ArcelorMittal, la minaccia di Di Maio: se torna lo scudo governo a rischio

di Alessandro Trocino

Rosalba De Giorgi, deputata tarantina dei 5 Stelle, a domanda se sappia quale sia la posizione di Luigi Di Maio sul ripristino dell’immunità penale per ArcelorMittal, risponde così: «Non lo so, non l’ho capito». Non è l’unica, in effetti, e tra quelli che si stanno interrogando in queste ore c’è anche il presidente del Consiglio Giuseppe Conte. Tra i due è in corso una specie di rimpiattino, con il premier che chiede un «mandato pieno» per trattare con l’azienda e il capo dei 5 Stelle che si guarda bene dal prendere una posizione definita ma avverte con toni sibillini del rischio che, andando sotto in un voto in Aula sullo scudo penale con la fiducia, il governo finisca per essere travolto.

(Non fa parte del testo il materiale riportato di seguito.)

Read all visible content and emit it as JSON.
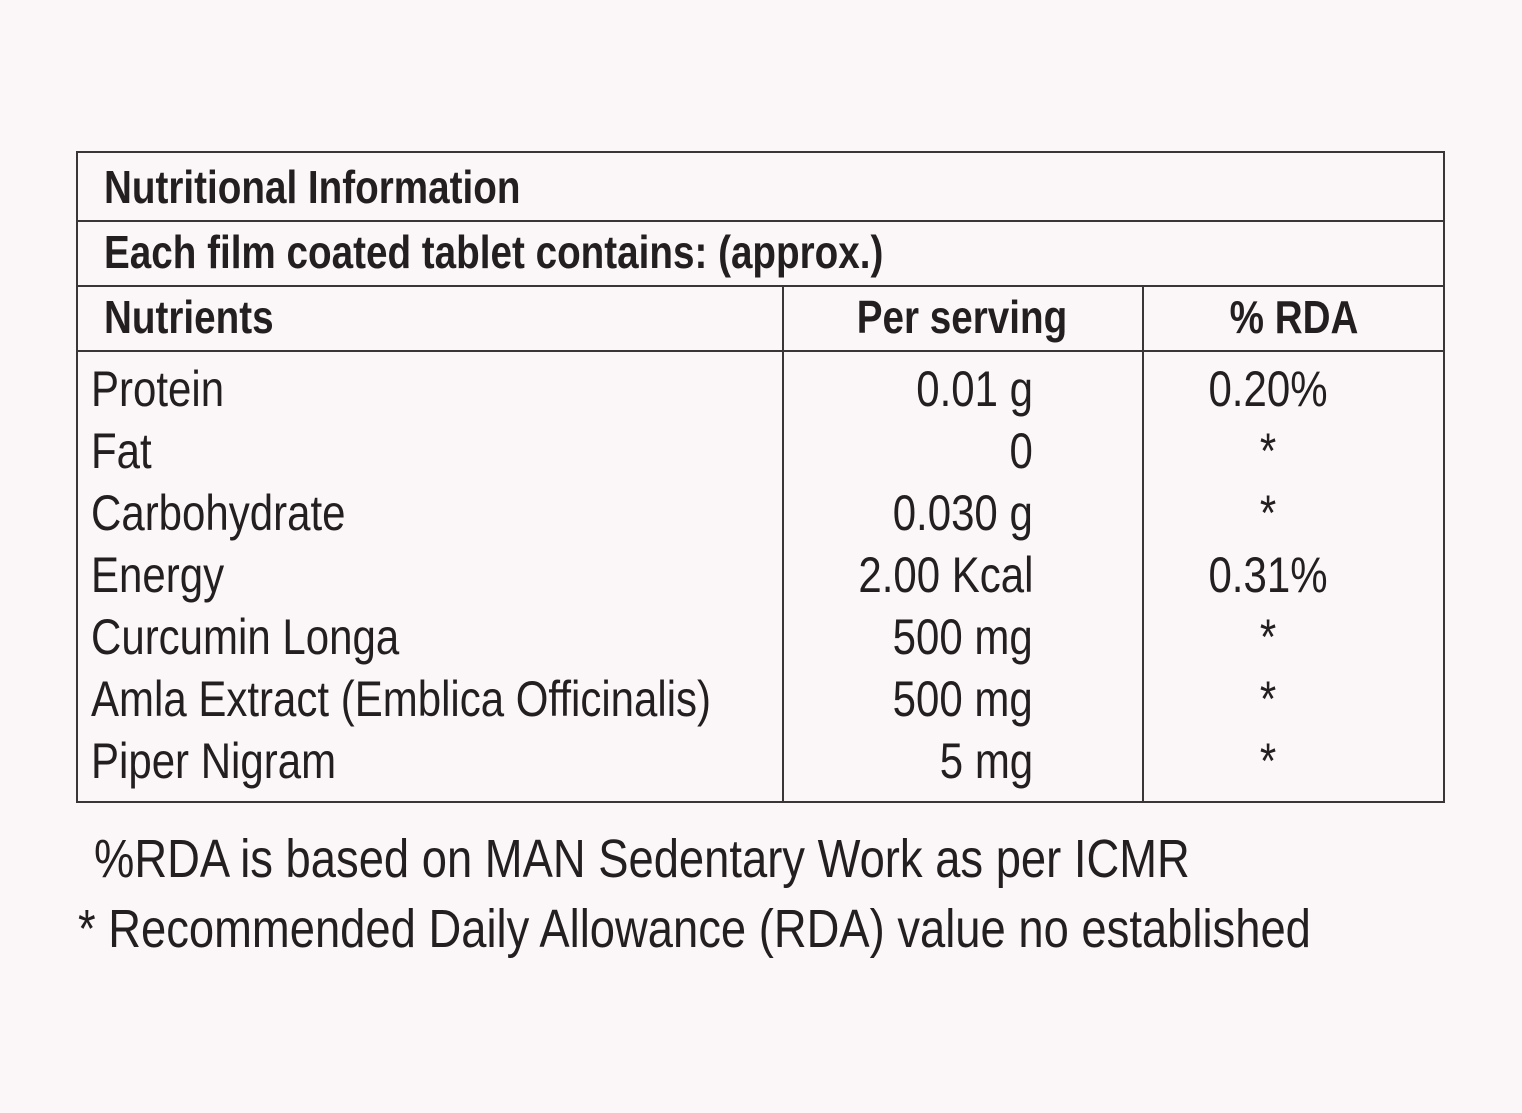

Chi avverte Di Maio? Chi sta mettendo davvero in guardia? I parlamentari tarantini che ancora ieri hanno risposto picche? Matteo Renzi con il suo emendamento? O il premier Conte che insiste a chiedere lo «scudo»? Ed è vero, come ormai si dice apertamente tra i 5 Stelle, che «Di Maio ormai non controlla più i gruppi, sa che non conta più» e quindi «vuole andare a votare»? Fatto sta che, ieri mattina, l’incontro con una decina di rappresentanti locali del Movimento, presenti il premier e Di Maio, «è andato malissimo», come racconta una fonte interna. Conte la prende larga. Spiega che bisogna mettere in piedi un «cantiere Taranto», che chiederà a ogni ministro di lavorare a un progetto, che serviranno soldi e anni. Poi alla fine arriva al punto: «Non è un tema attuale, ma se dovesse venire fuori che, per motivi legali, è necessario approvare una forma di immunità penale per gli amministratori, voi sareste favorevoli? Vi chiedo di non farne una bandiera, di non mettere veti».